Pycassa and Cassandra: doing a select based on columns only

I'm new to both technologies and I'm trying to do the following:

select * from mytable where column = "col1" or column="col2"

So far, the documentation says I should use the get method by using:

 family.get('rowid')

But I do not have the row ID. How would I run the above query?

Thanks

Solution

In general I think you're mixing two ideas. The query you've written is in CQL, and Pycassa doesn't support CQL (at least to my knowledge).

However, in general regardless of used query interface, if you don't know the row key, you will have to create Secondary Indexes on the queried columns.

You can do just that in Pycassa, consider following code fragment:

from pycassa.columnfamily import ColumnFamily
from pycassa.pool import ConnectionPool
from pycassa.index import *
from pycassa.system_manager import *

sys = SystemManager('192.168.56.110:9160')

try:
        sys.drop_keyspace('TestKeySpace')
except:
        pass

sys.create_keyspace('TestKeySpace', SIMPLE_STRATEGY, {'replication_factor': '1'})
sys.create_column_family('TestKeySpace', 'mycolumnfamily')

sys.alter_column('TestKeySpace', 'mycolumnfamily', 'column1', LONG_TYPE)
sys.alter_column('TestKeySpace', 'mycolumnfamily', 'column2', LONG_TYPE)

sys.create_index('TestKeySpace', 'mycolumnfamily', 'column1', value_type=LONG_TYPE, index_name='column1_index')
sys.create_index('TestKeySpace', 'mycolumnfamily', 'column2', value_type=LONG_TYPE, index_name='column2_index')
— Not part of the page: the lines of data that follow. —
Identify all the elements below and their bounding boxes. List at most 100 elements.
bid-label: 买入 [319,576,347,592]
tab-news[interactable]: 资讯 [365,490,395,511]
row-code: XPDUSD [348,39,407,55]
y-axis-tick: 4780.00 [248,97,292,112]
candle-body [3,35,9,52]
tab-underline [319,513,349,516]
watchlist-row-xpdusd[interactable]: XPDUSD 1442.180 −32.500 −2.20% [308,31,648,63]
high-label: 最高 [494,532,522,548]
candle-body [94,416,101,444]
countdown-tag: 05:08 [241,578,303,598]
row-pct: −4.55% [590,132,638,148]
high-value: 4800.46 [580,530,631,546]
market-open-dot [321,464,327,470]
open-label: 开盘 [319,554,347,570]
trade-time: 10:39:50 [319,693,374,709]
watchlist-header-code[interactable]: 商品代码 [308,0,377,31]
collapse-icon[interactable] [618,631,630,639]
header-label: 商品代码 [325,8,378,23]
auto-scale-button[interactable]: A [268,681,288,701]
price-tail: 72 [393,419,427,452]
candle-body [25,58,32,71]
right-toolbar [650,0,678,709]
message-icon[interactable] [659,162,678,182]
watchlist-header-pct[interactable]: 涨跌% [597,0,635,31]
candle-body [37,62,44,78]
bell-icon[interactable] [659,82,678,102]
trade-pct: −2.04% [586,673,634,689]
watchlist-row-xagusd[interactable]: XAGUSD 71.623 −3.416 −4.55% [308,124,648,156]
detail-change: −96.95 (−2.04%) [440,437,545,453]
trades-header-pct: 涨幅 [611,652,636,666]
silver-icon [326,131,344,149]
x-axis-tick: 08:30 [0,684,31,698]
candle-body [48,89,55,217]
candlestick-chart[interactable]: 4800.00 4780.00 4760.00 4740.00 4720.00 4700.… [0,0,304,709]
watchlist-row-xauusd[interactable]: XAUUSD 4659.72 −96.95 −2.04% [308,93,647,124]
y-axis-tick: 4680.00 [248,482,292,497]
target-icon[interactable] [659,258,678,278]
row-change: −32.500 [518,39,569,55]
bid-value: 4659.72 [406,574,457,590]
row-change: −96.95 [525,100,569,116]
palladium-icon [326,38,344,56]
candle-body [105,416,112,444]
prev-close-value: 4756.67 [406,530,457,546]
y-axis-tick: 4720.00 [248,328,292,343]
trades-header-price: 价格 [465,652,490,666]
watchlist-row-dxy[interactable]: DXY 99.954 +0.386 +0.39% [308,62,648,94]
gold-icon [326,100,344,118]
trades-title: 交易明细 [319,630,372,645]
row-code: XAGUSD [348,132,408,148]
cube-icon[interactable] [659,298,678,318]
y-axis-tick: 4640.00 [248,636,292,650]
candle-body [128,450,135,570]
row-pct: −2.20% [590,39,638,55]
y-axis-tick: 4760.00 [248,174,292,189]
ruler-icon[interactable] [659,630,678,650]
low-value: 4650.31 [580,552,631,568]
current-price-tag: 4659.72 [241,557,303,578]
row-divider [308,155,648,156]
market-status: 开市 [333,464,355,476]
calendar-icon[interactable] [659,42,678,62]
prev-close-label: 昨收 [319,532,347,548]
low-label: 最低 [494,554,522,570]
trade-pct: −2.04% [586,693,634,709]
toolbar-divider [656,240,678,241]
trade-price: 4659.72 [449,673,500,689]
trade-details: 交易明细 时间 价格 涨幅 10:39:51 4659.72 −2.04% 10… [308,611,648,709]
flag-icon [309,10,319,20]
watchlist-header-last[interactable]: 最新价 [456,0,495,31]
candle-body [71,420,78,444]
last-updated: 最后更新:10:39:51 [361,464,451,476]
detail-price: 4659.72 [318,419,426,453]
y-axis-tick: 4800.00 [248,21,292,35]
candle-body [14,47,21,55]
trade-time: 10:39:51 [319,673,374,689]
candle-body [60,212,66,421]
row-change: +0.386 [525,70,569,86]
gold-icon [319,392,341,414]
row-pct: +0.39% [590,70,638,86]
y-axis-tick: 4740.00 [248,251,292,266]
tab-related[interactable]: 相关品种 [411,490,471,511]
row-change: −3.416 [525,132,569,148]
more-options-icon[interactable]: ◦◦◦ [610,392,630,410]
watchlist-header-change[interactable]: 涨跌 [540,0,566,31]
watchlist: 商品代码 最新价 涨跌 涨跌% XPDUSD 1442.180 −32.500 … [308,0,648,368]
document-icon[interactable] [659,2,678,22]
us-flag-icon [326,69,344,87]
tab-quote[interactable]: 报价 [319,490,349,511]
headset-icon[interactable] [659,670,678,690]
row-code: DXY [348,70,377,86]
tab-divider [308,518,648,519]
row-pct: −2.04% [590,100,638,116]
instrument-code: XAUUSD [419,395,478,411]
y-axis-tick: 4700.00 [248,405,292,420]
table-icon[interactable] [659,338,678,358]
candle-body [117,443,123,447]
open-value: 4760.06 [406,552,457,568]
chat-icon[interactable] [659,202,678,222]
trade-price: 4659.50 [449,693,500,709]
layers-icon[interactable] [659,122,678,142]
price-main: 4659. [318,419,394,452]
pool = ConnectionPool('TestKeySpace')
col_fam = ColumnFamily(pool, 'mycolumnfamily')

col_fam.insert('row_key0', {'column1': 10, 'column2': 20})
col_fam.insert('row_key1', {'column1': 20, 'column2': 20})
col_fam.insert('row_key2', {'column1': 30, 'column2': 20})
col_fam.insert('row_key3', {'column1': 10, 'column2': 20})

# OrderedDict([('column1', 10), ('column2', 20)])
print col_fam.get('row_key0')

## Find using index: http://pycassa.github.io/pycassa/api/pycassa/
column1_expr = create_index_expression('column1', 10)
column2_expr = create_index_expression('column2', 20)

clause = create_index_clause([column1_expr, column2_expr], count=20)

for key, columns in col_fam.get_indexed_slices(clause):
        print "Key => %s, column1 = %d, column2 = %d" % (key, columns['column1'], columns['column2'])

sys.close

However maybe you can think if it's possible to design your data in a way that you can use row keys to query your data.